I’m a geospatial researcher working with satellite imagery (2d or 3d arrays). I wrote a script that loads a multidimensional array, based off the work at this github repo https://github.com/albhasan/gdal2scidb

My main modification was using Numpy to convert the array into bytes which allows it load into SciDB faster than a csv. My question is my destination array is two dimensional with a chunk size of 1000. Will I improve my performance if I read and load data according to chunks. Right now I might load an array with arbitrary dimensions say 500x14,300. Would taking targeted reads 1,000x10,000 that conformed to chunk size improve the loading.

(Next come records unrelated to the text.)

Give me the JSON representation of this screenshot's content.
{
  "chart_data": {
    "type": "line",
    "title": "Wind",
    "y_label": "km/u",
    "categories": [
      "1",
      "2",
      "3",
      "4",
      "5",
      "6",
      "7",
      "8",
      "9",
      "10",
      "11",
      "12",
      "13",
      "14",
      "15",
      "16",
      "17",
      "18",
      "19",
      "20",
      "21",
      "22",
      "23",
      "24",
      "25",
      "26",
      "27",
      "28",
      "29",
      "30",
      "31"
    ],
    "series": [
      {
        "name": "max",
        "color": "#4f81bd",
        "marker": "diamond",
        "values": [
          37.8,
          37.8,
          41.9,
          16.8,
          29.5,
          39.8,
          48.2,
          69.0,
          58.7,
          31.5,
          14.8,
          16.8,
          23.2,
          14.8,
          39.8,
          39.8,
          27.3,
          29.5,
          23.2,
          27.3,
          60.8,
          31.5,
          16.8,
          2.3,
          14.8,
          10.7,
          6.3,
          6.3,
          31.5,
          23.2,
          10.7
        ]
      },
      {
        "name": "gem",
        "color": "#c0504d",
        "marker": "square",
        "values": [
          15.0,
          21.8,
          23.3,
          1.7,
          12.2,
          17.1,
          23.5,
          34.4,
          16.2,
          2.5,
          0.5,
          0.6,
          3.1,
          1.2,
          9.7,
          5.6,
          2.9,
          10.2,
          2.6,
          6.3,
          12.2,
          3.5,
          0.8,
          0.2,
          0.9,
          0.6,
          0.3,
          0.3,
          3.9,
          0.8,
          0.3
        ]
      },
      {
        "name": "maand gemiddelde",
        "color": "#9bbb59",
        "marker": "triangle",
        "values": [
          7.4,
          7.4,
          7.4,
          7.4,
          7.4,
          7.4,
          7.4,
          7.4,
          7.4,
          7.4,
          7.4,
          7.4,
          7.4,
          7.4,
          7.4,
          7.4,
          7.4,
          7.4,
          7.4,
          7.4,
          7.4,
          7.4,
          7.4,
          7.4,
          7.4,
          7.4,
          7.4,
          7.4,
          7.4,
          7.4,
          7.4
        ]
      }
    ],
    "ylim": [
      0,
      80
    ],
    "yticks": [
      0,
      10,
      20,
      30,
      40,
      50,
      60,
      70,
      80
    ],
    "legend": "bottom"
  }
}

raster = gdal.Open(rasterPath, GA_ReadOnly)
width = raster.RasterXSize
height = raster.RasterYSize

sdb.query(“create array %s value:%s [y=0:%s,?,0; x=0:%s,?,0]” % (rasterArrayName, rasterValueDataType, width-1, height-1) )

for version_num, y in enumerate(range(0, height,yWindow)):
rArray = raster.ReadAsArray(xoff=0, yoff=y, xsize=width, ysize=yWindow)

aWidth, aHeight = WriteMultiDimensionalArray(rArray, csvPath)

os.chmod(csvPath, 0o755)

sdb.query(“create array %s <x1:int64, y1:int64, value:%s> [xy=0:*,?,?]” % (tempRastName, rasterValueDataType) )

binaryLoadPath = ‘%s/%s.sdbbin’ % (tempSciDBLoad,tempRastName )
sdb.query(“load(%s,’%s’, -2, ‘(int64, int64, %s)’ )” % (tempRastName, binaryLoadPath, rasterValueDataType))

sdb.query(“insert(redimension(apply( {A}, x, x1+{yOffSet}, y, y1 ), {B} ), {B})”,A=tempRastName, B=rasterArrayName, yOffSet=y)